Mental health professionals have long argued that Donald Trump’s behavior harms the nation. Some call it malignant narcissism. Much ink has been spilled on gaslighting. It’s the tactic used to make people question their own memories. To doubt reality itself.

Lately though there is talk of another tool in his arsenal. Less discussed but equally potent.

DARVO.

It stands for Deny, Attack, Reverse Victim and Offender.

Jennifer Freyd coined the term. She is a trauma psychology pioneer. In an op-ed for The Hill she noted how Trump and his team weaponize this pattern. It distorts reality.

Remember the tariffs? He argued America had been humiliated by foreign nations for decades. We were the victim. Not the countries facing steep new costs.

It helps him deflect. Whether he knows the academic label or not it suits him. It discredited accusers during the Signal gate controversy. It shifted blame onto Ukraine for Russia’s invasion. Even during sexual assault accusations.

When leaders weaponize DARVO the public becomes confused.

Disengagement is the goal. Or at least the result.

Sarah Harsey co-wrote the Hill piece with Freyd. She is an assistant professor at Oregon State. She explains the mechanic. Narcissists fear accountability. It threatens their power. So when forced to take responsibility they pivot.

They inject a fictitious counter-narrative. It confuses people. Who is lying? What really happened?

It muddies the waters. They don’t need to prove their version is true. Just enough doubt is required. Enough to make the truth feel inaccessible.

Consider a mundane scenario. A spouse comes home late. They are confronted. The DARVO response?

Deny it happened. Attack the accuser for being insecure or jealous. Claim the late arrival wasn’t even agreed upon. Now the accuser feels defensive. Confused. The perpetrator stands tall on the moral high ground. They become the victim.

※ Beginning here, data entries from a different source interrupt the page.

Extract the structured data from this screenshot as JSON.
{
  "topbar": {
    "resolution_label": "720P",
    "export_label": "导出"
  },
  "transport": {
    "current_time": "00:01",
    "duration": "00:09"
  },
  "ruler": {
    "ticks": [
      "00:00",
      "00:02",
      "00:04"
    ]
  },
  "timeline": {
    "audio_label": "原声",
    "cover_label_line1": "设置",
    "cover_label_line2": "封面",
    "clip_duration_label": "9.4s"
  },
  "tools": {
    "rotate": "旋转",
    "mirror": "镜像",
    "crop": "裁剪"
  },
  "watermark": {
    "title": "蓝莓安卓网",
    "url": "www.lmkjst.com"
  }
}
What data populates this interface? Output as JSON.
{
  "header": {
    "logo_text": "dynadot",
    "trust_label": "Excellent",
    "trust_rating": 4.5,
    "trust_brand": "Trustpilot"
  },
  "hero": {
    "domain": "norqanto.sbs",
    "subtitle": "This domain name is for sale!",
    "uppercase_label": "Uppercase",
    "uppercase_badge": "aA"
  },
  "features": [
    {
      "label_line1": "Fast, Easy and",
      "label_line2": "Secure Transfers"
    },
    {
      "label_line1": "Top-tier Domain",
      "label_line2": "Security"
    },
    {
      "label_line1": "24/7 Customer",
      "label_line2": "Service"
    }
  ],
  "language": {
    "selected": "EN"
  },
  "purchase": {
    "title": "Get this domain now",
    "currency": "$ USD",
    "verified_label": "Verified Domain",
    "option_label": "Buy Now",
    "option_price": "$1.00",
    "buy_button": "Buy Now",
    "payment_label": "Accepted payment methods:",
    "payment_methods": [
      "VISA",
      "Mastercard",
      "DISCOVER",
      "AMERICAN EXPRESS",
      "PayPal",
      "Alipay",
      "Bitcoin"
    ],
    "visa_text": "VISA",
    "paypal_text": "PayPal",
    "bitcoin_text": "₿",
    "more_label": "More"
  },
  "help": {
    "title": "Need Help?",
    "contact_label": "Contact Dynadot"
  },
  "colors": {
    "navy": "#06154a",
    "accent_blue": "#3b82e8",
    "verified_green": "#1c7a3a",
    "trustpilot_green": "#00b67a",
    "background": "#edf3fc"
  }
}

The actual perpetrator feels justified.

They see themselves as wronged. The harmful behavior continues uninterrupted.

Trump has used this since day one. Or before.

In 2017 before even taking office he claimed the voice on the Access Hollywood tape wasn’t his. Later he deployed it against E. Jean Carroll. He denied meeting her. He called her a nut job. He claimed he was the target of a witch hunt.

Former New York Governor Andrew Cuomo did it too. Facing harassment allegations he denied everything. Called himself a victim of cancel culture.

But Harsey calls Trump’s use exceptionally blatant. He leans into it to an absurd degree.

His inner circle copies the play.

Vice President JD Vance called Renée Good a domestic terrorist. Good died under the wheels of a federal police truck in Minneapolis. He reposted claims labeling Alex Pretti another victim of the violence an assassin.

Attorney General Pam Bondi recently used the attack aspect extensively. She insulted lawmakers questioning her.

They choose tactics that inflict harm.

They could refute claims cleanly. They choose chaos instead. It dodges consequences. Harsey points out he faces almost none. Just enough people believe the distortion. His political career survives on it.

What do we do?

Understand it exists. Recognition is half the battle. The pattern is predictable. Deny. Attack. Reverse.

Educating yourself makes it less convincing. Label it when you see it. Name the game.

But this isn’t a personal argument. We aren’t debating Trump one-on-one. We cannot hold our ground in a direct conversation.

We must speak the truth. Collectively. Articulate facts to maintain a shared reality. Resist the gaslighting.

Be cautious. Identity politics pull you in. They create blind spots. Focus instead on critical thinking. Form your own values based on moral judgments. Not just what one side tells you to believe.

Or maybe the fog is just too thick to navigate right now.